Этот человек, отступившийся от всего, исключая самого себя, питал еще, несмотря на лета и подагру, склонность к любовным делам. Он был влюблен в юную девицу по имени Тереза Имер, дочь комедианта, которая жила в соседнем с его дворцом доме и окна которой располагались как раз напротив его спальни. Семнадцатилетнее создание отличалось красотой, кокетством и причудами.
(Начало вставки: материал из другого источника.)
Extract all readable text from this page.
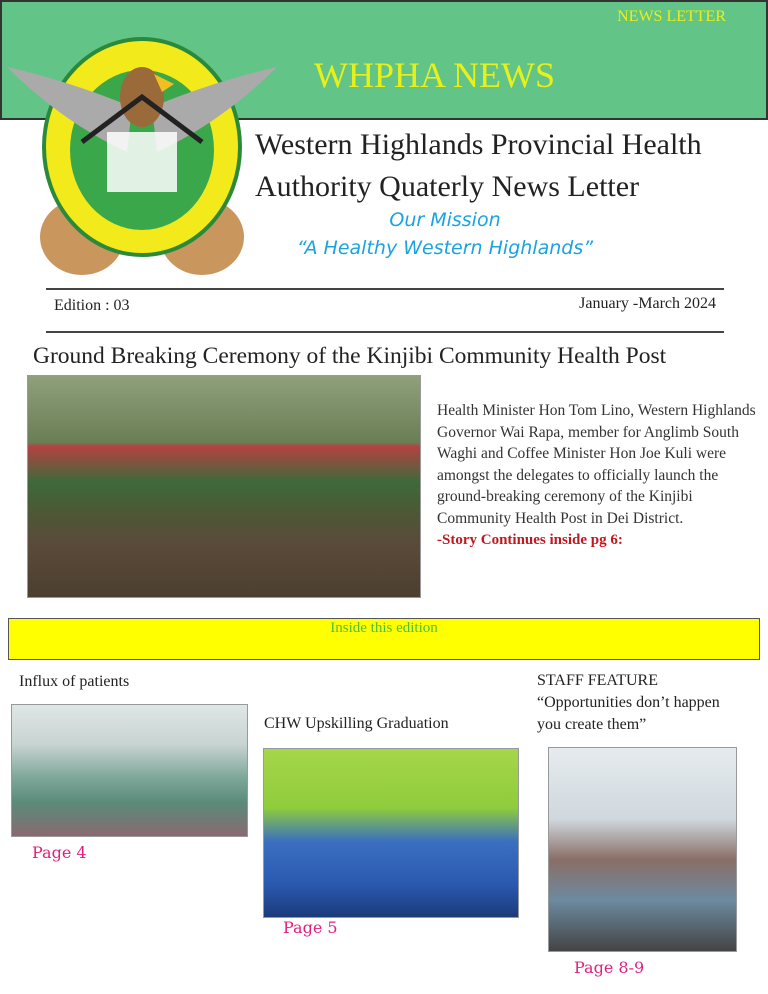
NEWS LETTER
WHPHA NEWS
Western Highlands Provincial Health
Authority Quaterly News Letter
Our Mission
“A Healthy Western Highlands”
Edition : 03	January -March 2024
Ground Breaking Ceremony of the Kinjibi Community Health Post
Health Minister Hon Tom Lino, Western Highlands Governor Wai Rapa, member for Anglimb South Waghi and Coffee Minister Hon Joe Kuli were amongst the delegates to officially launch the ground-breaking ceremony of the Kinjibi Community Health Post in Dei District.
-Story Continues inside pg 6:
Inside this edition
Influx of patients
Page 4
CHW Upskilling Graduation
Page 5
STAFF FEATURE
“Opportunities don’t happen you create them”
Page 8-9
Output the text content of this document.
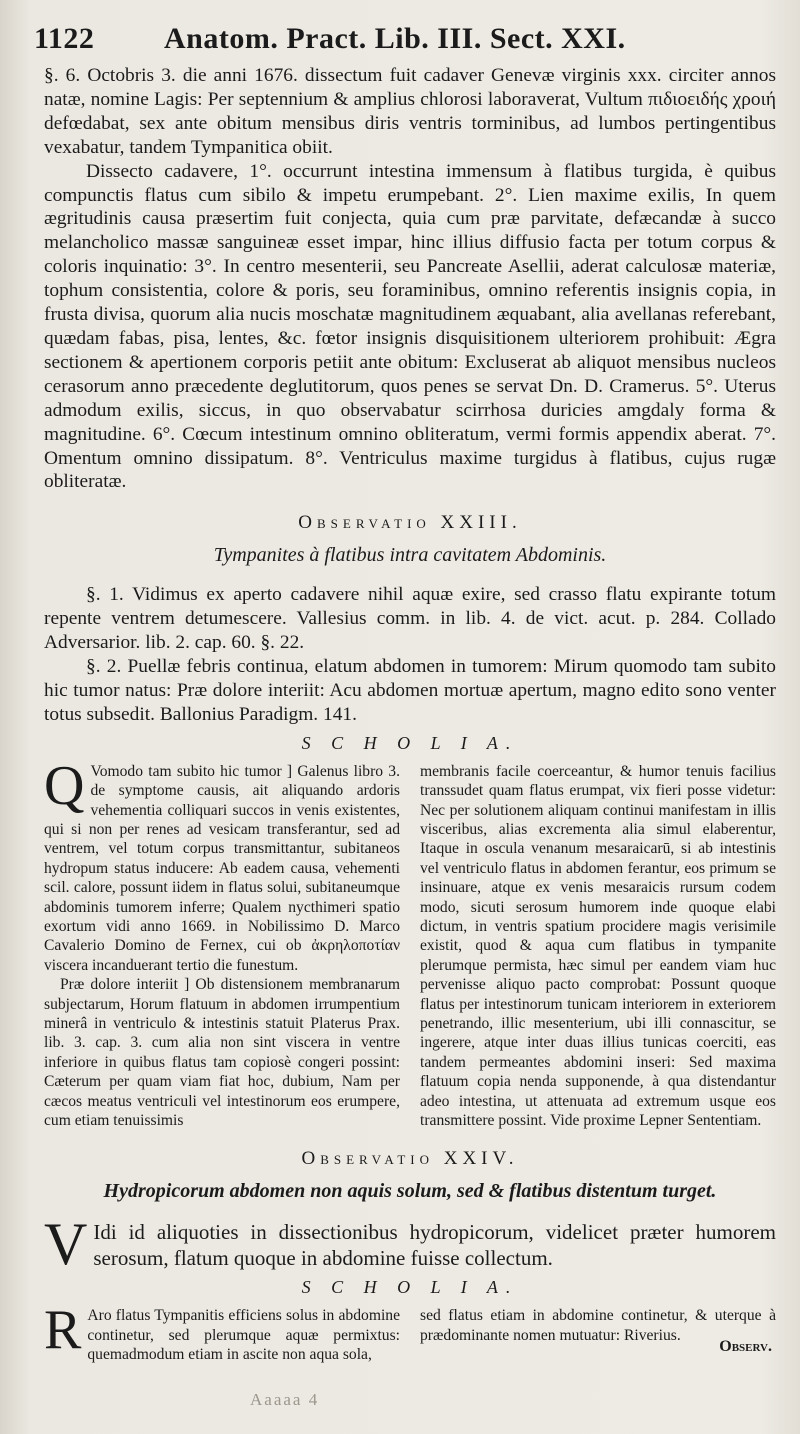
1122	Anatom. Pract. Lib. III. Sect. XXI.

§. 6. Octobris 3. die anni 1676. dissectum fuit cadaver Genevæ virginis xxx. circiter annos natæ, nomine Lagis: Per septennium & amplius chlorosi laboraverat, Vultum πιδιοειδής χροιή defœdabat, sex ante obitum mensibus diris ventris torminibus, ad lumbos pertingentibus vexabatur, tandem Tympanitica obiit.

Dissecto cadavere, 1°. occurrunt intestina immensum à flatibus turgida, è quibus compunctis flatus cum sibilo & impetu erumpebant. 2°. Lien maxime exilis, In quem ægritudinis causa præsertim fuit conjecta, quia cum præ parvitate, defæcandæ à succo melancholico massæ sanguineæ esset impar, hinc illius diffusio facta per totum corpus & coloris inquinatio: 3°. In centro mesenterii, seu Pancreate Asellii, aderat calculosæ materiæ, tophum consistentia, colore & poris, seu foraminibus, omnino referentis insignis copia, in frusta divisa, quorum alia nucis moschatæ magnitudinem æquabant, alia avellanas referebant, quædam fabas, pisa, lentes, &c. fœtor insignis disquisitionem ulteriorem prohibuit: Ægra sectionem & apertionem corporis petiit ante obitum: Excluserat ab aliquot mensibus nucleos cerasorum anno præcedente deglutitorum, quos penes se servat Dn. D. Cramerus. 5°. Uterus admodum exilis, siccus, in quo observabatur scirrhosa duricies amgdaly forma & magnitudine. 6°. Cœcum intestinum omnino obliteratum, vermi formis appendix aberat. 7°. Omentum omnino dissipatum. 8°. Ventriculus maxime turgidus à flatibus, cujus rugæ obliteratæ.

Observatio XXIII.
Tympanites à flatibus intra cavitatem Abdominis.

§. 1. Vidimus ex aperto cadavere nihil aquæ exire, sed crasso flatu expirante totum repente ventrem detumescere. Vallesius comm. in lib. 4. de vict. acut. p. 284. Collado Adversarior. lib. 2. cap. 60. §. 22.

§. 2. Puellæ febris continua, elatum abdomen in tumorem: Mirum quomodo tam subito hic tumor natus: Præ dolore interiit: Acu abdomen mortuæ apertum, magno edito sono venter totus subsedit. Ballonius Paradigm. 141.

S C H O L I A.
Q Vomodo tam subito hic tumor ] Galenus libro 3. de symptome causis, ait aliquando ardoris vehementia colliquari succos in venis existentes, qui si non per renes ad vesicam transferantur, sed ad ventrem, vel totum corpus transmittantur, subitaneos hydropum status inducere: Ab eadem causa, vehementi scil. calore, possunt iidem in flatus solui, subitaneumque abdominis tumorem inferre; Qualem nycthimeri spatio exortum vidi anno 1669. in Nobilissimo D. Marco Cavalerio Domino de Fernex, cui ob ἀκρηλοποτίαν viscera incanduerant tertio die funestum.

Præ dolore interiit ] Ob distensionem membranarum subjectarum, Horum flatuum in abdomen irrumpentium minerâ in ventriculo & intestinis statuit Platerus Prax. lib. 3. cap. 3. cum alia non sint viscera in ventre inferiore in quibus flatus tam copiosè congeri possint: Cæterum per quam viam fiat hoc, dubium, Nam per cæcos meatus ventriculi vel intestinorum eos erumpere, cum etiam tenuissimis

membranis facile coerceantur, & humor tenuis facilius transsudet quam flatus erumpat, vix fieri posse videtur: Nec per solutionem aliquam continui manifestam in illis visceribus, alias excrementa alia simul elaberentur, Itaque in oscula venanum mesaraicarū, si ab intestinis vel ventriculo flatus in abdomen ferantur, eos primum se insinuare, atque ex venis mesaraicis rursum codem modo, sicuti serosum humorem inde quoque elabi dictum, in ventris spatium procidere magis verisimile existit, quod & aqua cum flatibus in tympanite plerumque permista, hæc simul per eandem viam huc pervenisse aliquo pacto comprobat: Possunt quoque flatus per intestinorum tunicam interiorem in exteriorem penetrando, illic mesenterium, ubi illi connascitur, se ingerere, atque inter duas illius tunicas coerciti, eas tandem permeantes abdomini inseri: Sed maxima flatuum copia nenda supponende, à qua distendantur adeo intestina, ut attenuata ad extremum usque eos transmittere possint. Vide proxime Lepner Sententiam.

Observatio XXIV.
Hydropicorum abdomen non aquis solum, sed & flatibus distentum turget.
V Idi id aliquoties in dissectionibus hydropicorum, videlicet præter humorem serosum, flatum quoque in abdomine fuisse collectum.

S C H O L I A.
R Aro flatus Tympanitis efficiens solus in abdomine continetur, sed plerumque aquæ permixtus: quemadmodum etiam in ascite non aqua sola,

sed flatus etiam in abdomine continetur, & uterque à prædominante nomen mutuatur: Riverius.

Observ.
Aaaaa 4
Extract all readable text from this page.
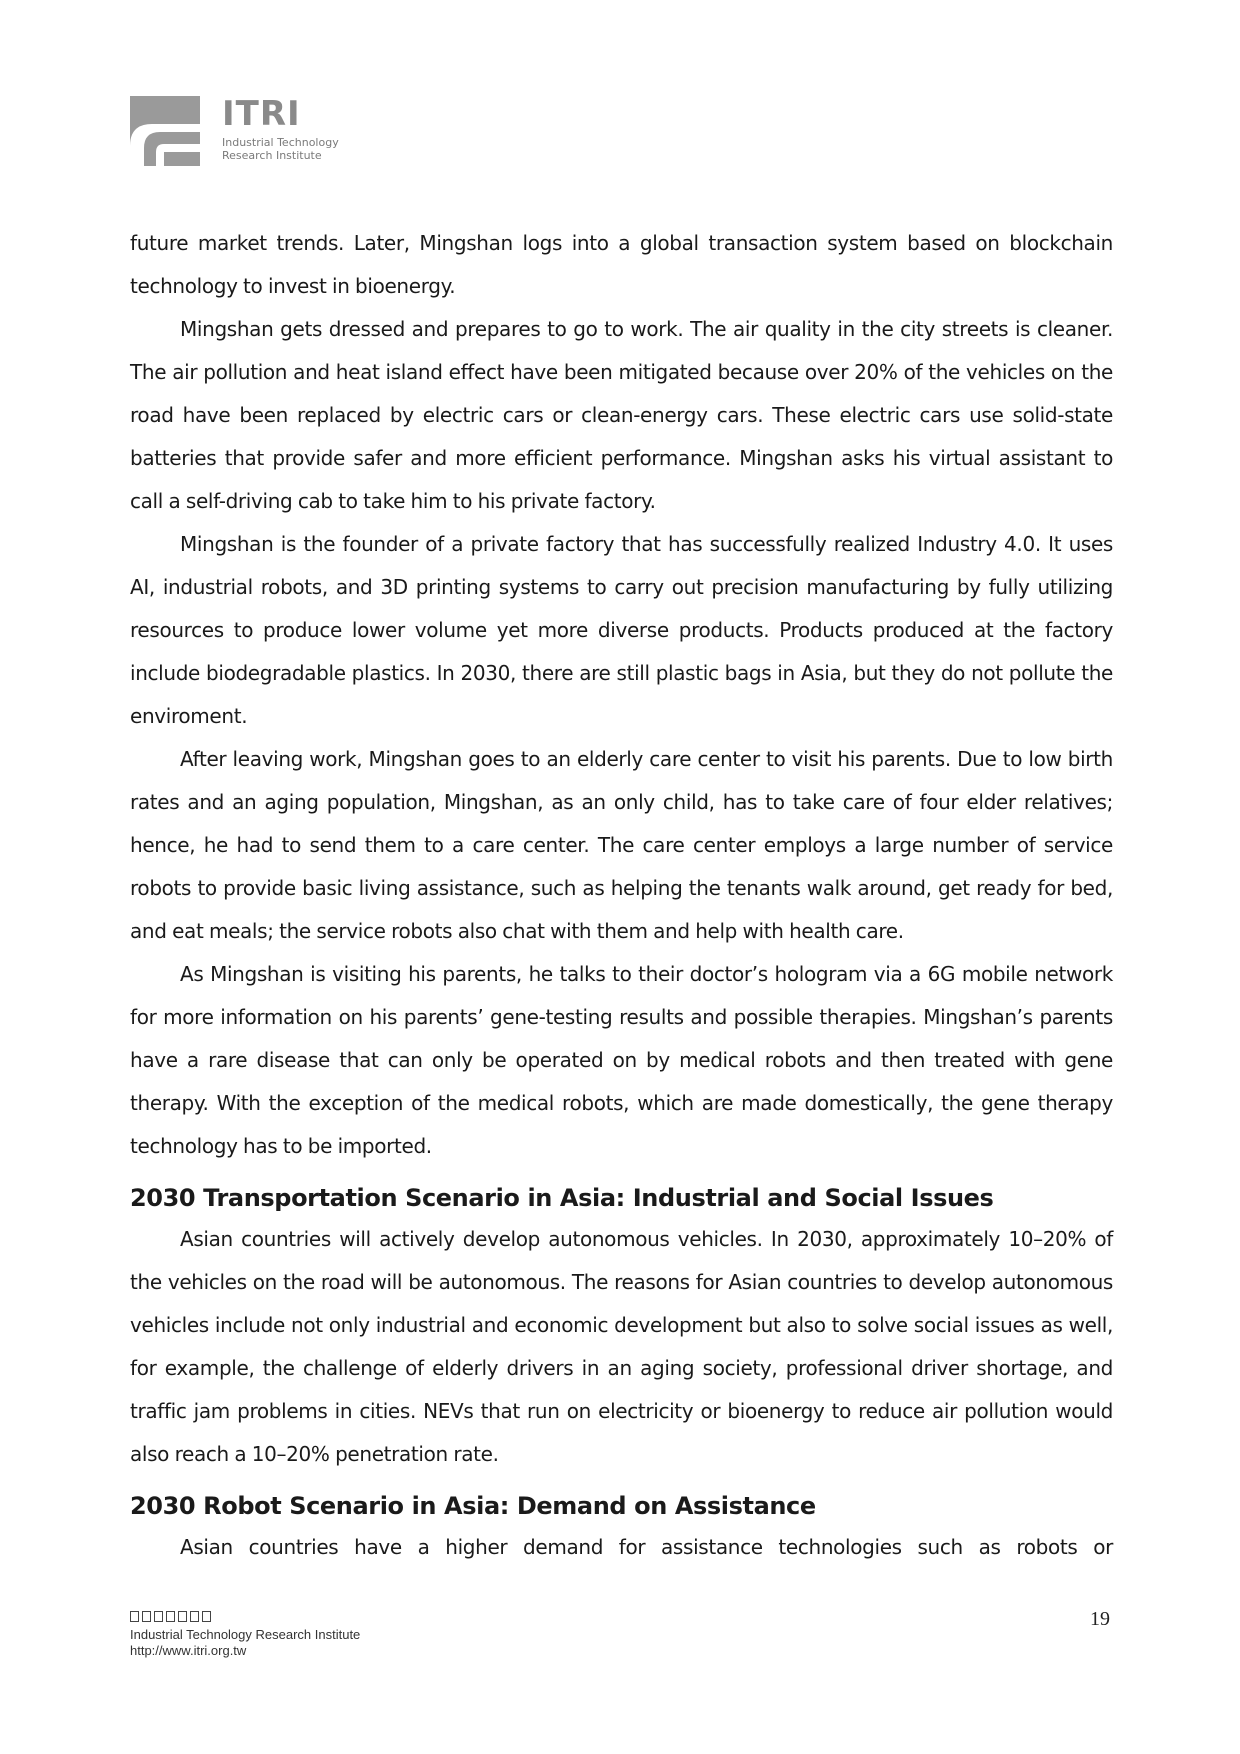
ITRI
Industrial Technology
Research Institute

future market trends. Later, Mingshan logs into a global transaction system based on blockchain technology to invest in bioenergy.

Mingshan gets dressed and prepares to go to work. The air quality in the city streets is cleaner. The air pollution and heat island effect have been mitigated because over 20% of the vehicles on the road have been replaced by electric cars or clean-energy cars. These electric cars use solid-state batteries that provide safer and more efficient performance. Mingshan asks his virtual assistant to call a self-driving cab to take him to his private factory.

Mingshan is the founder of a private factory that has successfully realized Industry 4.0. It uses AI, industrial robots, and 3D printing systems to carry out precision manufacturing by fully utilizing resources to produce lower volume yet more diverse products. Products produced at the factory include biodegradable plastics. In 2030, there are still plastic bags in Asia, but they do not pollute the enviroment.

After leaving work, Mingshan goes to an elderly care center to visit his parents. Due to low birth rates and an aging population, Mingshan, as an only child, has to take care of four elder relatives; hence, he had to send them to a care center. The care center employs a large number of service robots to provide basic living assistance, such as helping the tenants walk around, get ready for bed, and eat meals; the service robots also chat with them and help with health care.

As Mingshan is visiting his parents, he talks to their doctor’s hologram via a 6G mobile network for more information on his parents’ gene-testing results and possible therapies. Mingshan’s parents have a rare disease that can only be operated on by medical robots and then treated with gene therapy. With the exception of the medical robots, which are made domestically, the gene therapy technology has to be imported.

2030 Transportation Scenario in Asia: Industrial and Social Issues

Asian countries will actively develop autonomous vehicles. In 2030, approximately 10–20% of the vehicles on the road will be autonomous. The reasons for Asian countries to develop autonomous vehicles include not only industrial and economic development but also to solve social issues as well, for example, the challenge of elderly drivers in an aging society, professional driver shortage, and traffic jam problems in cities. NEVs that run on electricity or bioenergy to reduce air pollution would also reach a 10–20% penetration rate.

2030 Robot Scenario in Asia: Demand on Assistance

Asian countries have a higher demand for assistance technologies such as robots or

Industrial Technology Research Institute
http://www.itri.org.tw
19
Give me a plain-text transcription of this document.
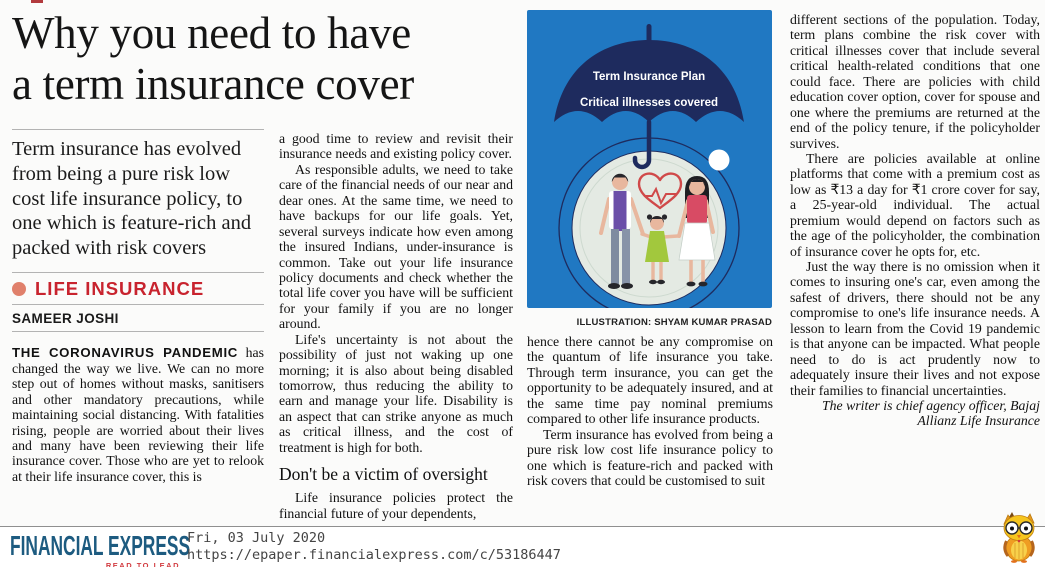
Why you need to have
a term insurance cover
Term insurance has evolved from being a pure risk low cost life insurance policy, to one which is feature-rich and packed with risk covers
LIFE INSURANCE
SAMEER JOSHI

THE CORONAVIRUS PANDEMIC has changed the way we live. We can no more step out of homes without masks, sanitisers and other mandatory precautions, while maintaining social distancing. With fatalities rising, people are worried about their lives and many have been reviewing their life insurance cover. Those who are yet to relook at their life insurance cover, this is

a good time to review and revisit their insurance needs and existing policy cover.

As responsible adults, we need to take care of the financial needs of our near and dear ones. At the same time, we need to have backups for our life goals. Yet, several surveys indicate how even among the insured Indians, under-insurance is common. Take out your life insurance policy documents and check whether the total life cover you have will be sufficient for your family if you are no longer around.

Life's uncertainty is not about the possibility of just not waking up one morning; it is also about being disabled tomorrow, thus reducing the ability to earn and manage your life. Disability is an aspect that can strike anyone as much as critical illness, and the cost of treatment is high for both.

Don't be a victim of oversight

Life insurance policies protect the financial future of your dependents,

Term Insurance Plan
Critical illnesses covered
ILLUSTRATION: SHYAM KUMAR PRASAD

hence there cannot be any compromise on the quantum of life insurance you take. Through term insurance, you can get the opportunity to be adequately insured, and at the same time pay nominal premiums compared to other life insurance products.

Term insurance has evolved from being a pure risk low cost life insurance policy to one which is feature-rich and packed with risk covers that could be customised to suit

different sections of the population. Today, term plans combine the risk cover with critical illnesses cover that include several critical health-related conditions that one could face. There are policies with child education cover option, cover for spouse and one where the premiums are returned at the end of the policy tenure, if the policyholder survives.

There are policies available at online platforms that come with a premium cost as low as ₹13 a day for ₹1 crore cover for say, a 25-year-old individual. The actual premium would depend on factors such as the age of the policyholder, the combination of insurance cover he opts for, etc.

Just the way there is no omission when it comes to insuring one's car, even among the safest of drivers, there should not be any compromise to one's life insurance needs. A lesson to learn from the Covid 19 pandemic is that anyone can be impacted. What people need to do is act prudently now to adequately insure their lives and not expose their families to financial uncertainties.

The writer is chief agency officer, Bajaj Allianz Life Insurance

FINANCIAL EXPRESS
READ TO LEAD
Fri, 03 July 2020
https://epaper.financialexpress.com/c/53186447
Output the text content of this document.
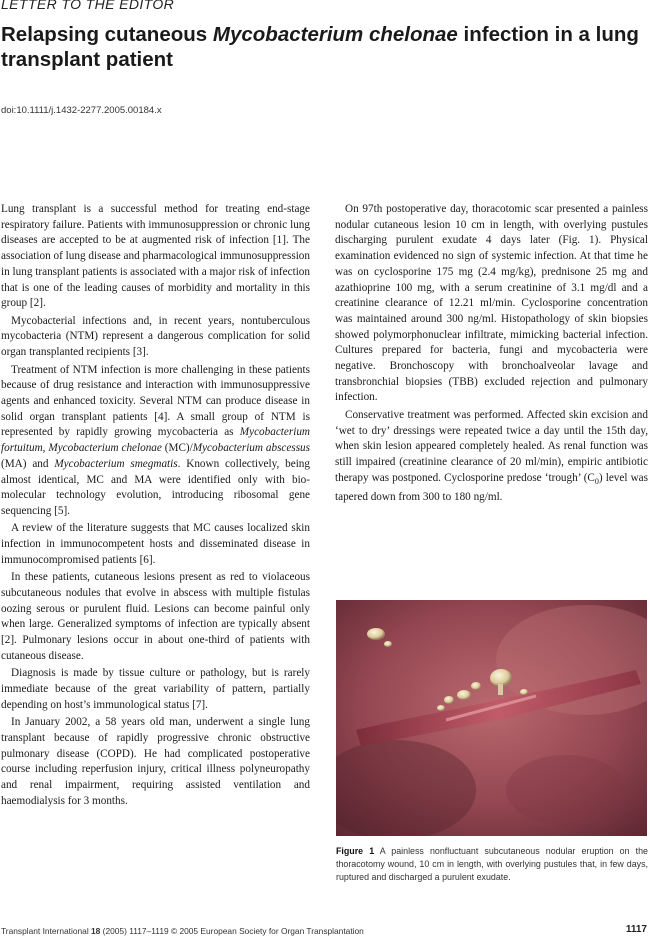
LETTER TO THE EDITOR
Relapsing cutaneous Mycobacterium chelonae infection in a lung transplant patient
doi:10.1111/j.1432-2277.2005.00184.x

Lung transplant is a successful method for treating end-stage respiratory failure. Patients with immunosuppression or chronic lung diseases are accepted to be at augmented risk of infection [1]. The association of lung disease and pharmacological immunosuppression in lung transplant patients is associated with a major risk of infection that is one of the leading causes of morbidity and mortality in this group [2].

Mycobacterial infections and, in recent years, nontuberculous mycobacteria (NTM) represent a dangerous complication for solid organ transplanted recipients [3].

Treatment of NTM infection is more challenging in these patients because of drug resistance and interaction with immunosuppressive agents and enhanced toxicity. Several NTM can produce disease in solid organ transplant patients [4]. A small group of NTM is represented by rapidly growing mycobacteria as Mycobacterium fortuitum, Mycobacterium chelonae (MC)/Mycobacterium abscessus (MA) and Mycobacterium smegmatis. Known collectively, being almost identical, MC and MA were identified only with bio-molecular technology evolution, introducing ribosomal gene sequencing [5].

A review of the literature suggests that MC causes localized skin infection in immunocompetent hosts and disseminated disease in immunocompromised patients [6].

In these patients, cutaneous lesions present as red to violaceous subcutaneous nodules that evolve in abscess with multiple fistulas oozing serous or purulent fluid. Lesions can become painful only when large. Generalized symptoms of infection are typically absent [2]. Pulmonary lesions occur in about one-third of patients with cutaneous disease.

Diagnosis is made by tissue culture or pathology, but is rarely immediate because of the great variability of pattern, partially depending on host’s immunological status [7].

In January 2002, a 58 years old man, underwent a single lung transplant because of rapidly progressive chronic obstructive pulmonary disease (COPD). He had complicated postoperative course including reperfusion injury, critical illness polyneuropathy and renal impairment, requiring assisted ventilation and haemodialysis for 3 months.

On 97th postoperative day, thoracotomic scar presented a painless nodular cutaneous lesion 10 cm in length, with overlying pustules discharging purulent exudate 4 days later (Fig. 1). Physical examination evidenced no sign of systemic infection. At that time he was on cyclosporine 175 mg (2.4 mg/kg), prednisone 25 mg and azathioprine 100 mg, with a serum creatinine of 3.1 mg/dl and a creatinine clearance of 12.21 ml/min. Cyclosporine concentration was maintained around 300 ng/ml. Histopathology of skin biopsies showed polymorphonuclear infiltrate, mimicking bacterial infection. Cultures prepared for bacteria, fungi and mycobacteria were negative. Bronchoscopy with bronchoalveolar lavage and transbronchial biopsies (TBB) excluded rejection and pulmonary infection.

Conservative treatment was performed. Affected skin excision and ‘wet to dry’ dressings were repeated twice a day until the 15th day, when skin lesion appeared completely healed. As renal function was still impaired (creatinine clearance of 20 ml/min), empiric antibiotic therapy was postponed. Cyclosporine predose ‘trough’ $(C_0)$ level was tapered down from 300 to 180 ng/ml.

Figure 1 A painless nonfluctuant subcutaneous nodular eruption on the thoracotomy wound, 10 cm in length, with overlying pustules that, in few days, ruptured and discharged a purulent exudate.
Transplant International 18 (2005) 1117–1119 © 2005 European Society for Organ Transplantation	1117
Она училась музыке, и ее постоянно можно было видеть в окне, что совершенно выводило старика из равновесия и доставляло ему жестокие мучения. Тереза каждый день являлась к нему с визитом, однако всегда в сопровождении матери, отставной актрисы, которая ежедневно водила дочку слушать мессу и заставляла ее каждую неделю исповедоваться. Однако же не менее исправно ходила она со своим чадом к влюбленному старику, устрашавшему меня своим исступлением, если девица отказывала ему в поцелуе под тем предлогом, что с утра готовится к причастию и боится оскорбить Бога.